The CYC2 clade genes of TCP family of transcription factors play a crucial role in the establishment of floral zygomorphy via their dorsal identity function (i.e., determining the fate of dorsal floral organs in the second and third whorls). However, Professor WANG Yin-Zheng of the Institute of Botany, CAS and his colleagues noticed that CYC2 clade genes only transiently express in young floral meristems of ancestral actinomorphic flowers while persistently express throughout floral development in zygomorphic flowers. Therefore, they hypotheses that the regulatory changes required to maintain and strengthen CYC2 expression may represent a major step in the evolutionary origin of floral zygomorphy.

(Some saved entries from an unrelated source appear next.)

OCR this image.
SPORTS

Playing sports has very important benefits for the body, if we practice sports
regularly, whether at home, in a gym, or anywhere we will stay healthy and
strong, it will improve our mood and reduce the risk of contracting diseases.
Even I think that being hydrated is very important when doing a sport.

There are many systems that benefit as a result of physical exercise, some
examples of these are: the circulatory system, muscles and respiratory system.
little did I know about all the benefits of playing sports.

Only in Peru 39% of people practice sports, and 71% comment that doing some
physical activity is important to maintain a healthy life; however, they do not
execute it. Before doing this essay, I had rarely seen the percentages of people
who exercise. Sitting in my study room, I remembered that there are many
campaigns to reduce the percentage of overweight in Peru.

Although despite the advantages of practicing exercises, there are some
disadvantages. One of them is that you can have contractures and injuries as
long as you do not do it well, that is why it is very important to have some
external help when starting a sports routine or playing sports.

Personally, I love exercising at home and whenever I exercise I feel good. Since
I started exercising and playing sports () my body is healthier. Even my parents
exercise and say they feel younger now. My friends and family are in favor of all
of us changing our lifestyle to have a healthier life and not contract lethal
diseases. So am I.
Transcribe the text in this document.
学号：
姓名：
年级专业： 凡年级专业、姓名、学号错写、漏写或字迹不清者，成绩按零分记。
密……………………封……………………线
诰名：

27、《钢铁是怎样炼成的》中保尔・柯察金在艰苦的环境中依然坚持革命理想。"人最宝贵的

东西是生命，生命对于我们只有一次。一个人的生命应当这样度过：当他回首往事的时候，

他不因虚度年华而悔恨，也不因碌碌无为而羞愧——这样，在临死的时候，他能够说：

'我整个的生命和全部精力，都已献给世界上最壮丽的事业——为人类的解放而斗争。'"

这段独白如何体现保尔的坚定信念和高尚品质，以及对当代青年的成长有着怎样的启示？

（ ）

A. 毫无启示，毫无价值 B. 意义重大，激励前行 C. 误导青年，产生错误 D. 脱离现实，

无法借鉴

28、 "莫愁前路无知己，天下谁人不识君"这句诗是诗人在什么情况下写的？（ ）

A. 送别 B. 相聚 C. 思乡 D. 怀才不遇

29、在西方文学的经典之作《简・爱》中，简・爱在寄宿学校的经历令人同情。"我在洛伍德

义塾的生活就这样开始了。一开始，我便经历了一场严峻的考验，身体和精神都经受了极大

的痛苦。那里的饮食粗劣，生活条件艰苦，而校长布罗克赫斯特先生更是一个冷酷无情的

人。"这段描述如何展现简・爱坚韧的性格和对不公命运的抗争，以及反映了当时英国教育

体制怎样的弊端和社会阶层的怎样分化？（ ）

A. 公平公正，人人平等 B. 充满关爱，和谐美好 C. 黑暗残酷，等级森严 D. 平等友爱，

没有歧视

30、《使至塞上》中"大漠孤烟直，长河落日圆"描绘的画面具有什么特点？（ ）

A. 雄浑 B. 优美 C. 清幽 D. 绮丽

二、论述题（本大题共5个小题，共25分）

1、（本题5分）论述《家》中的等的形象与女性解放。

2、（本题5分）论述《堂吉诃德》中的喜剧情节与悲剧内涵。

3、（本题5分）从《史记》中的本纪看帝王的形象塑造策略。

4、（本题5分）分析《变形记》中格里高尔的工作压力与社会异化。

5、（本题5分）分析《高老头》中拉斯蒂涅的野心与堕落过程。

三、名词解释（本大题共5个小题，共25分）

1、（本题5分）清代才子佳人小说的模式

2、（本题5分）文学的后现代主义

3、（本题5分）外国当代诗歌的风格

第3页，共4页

Selecting Primulina heterotricha as a model, characteristic of a zygomorphic flower with two reduced dorsal petals and abortion of both the dorsal and lateral stamens, they examined the expression and function of two CYC2 genes, CYC1C and CYC1D, and further analyzed the role of their promoters in protein–DNA interactions and transcription activation using electrophoresis mobility shift assays, chromatin immunoprecipitation, and transient gene expression assays. They find that CYC1C and CYC1D positively autoregulate themselves and cross-regulate each other. Their results reveal a double positive autoregulatory feedback loop, evolved for a pair of CYC2 genes to maintain their expression in developing flowers. Further comparative genome analyses, together with the available expression and function data of CYC2 genes in the core eudicots, suggest that this mechanism might have led to the independent origins of floral zygomorphy, which are associated with the establishment of plant–insect coevolution and subsequent explosive radiation of angiosperms.
The above research has just been published online in The Plant Cell. The Plant Cell specially highlights this paper with the title of “Transcription Factors and Darwin's ‘Abominable Mystery’: Positive Autoregulation in Floral Zygomorphy”.
Special link to http://www.plantcell.org/content/early/2012/05/29/tpc.112.099457.full.pdf+html– Yang et al. (2012). Evolution of double positive autoregulatory feedback loops in CYC2 clade genes is associated with the origin of floral zygomorphy. Plant Cell 10.1105/tpc.112.099457.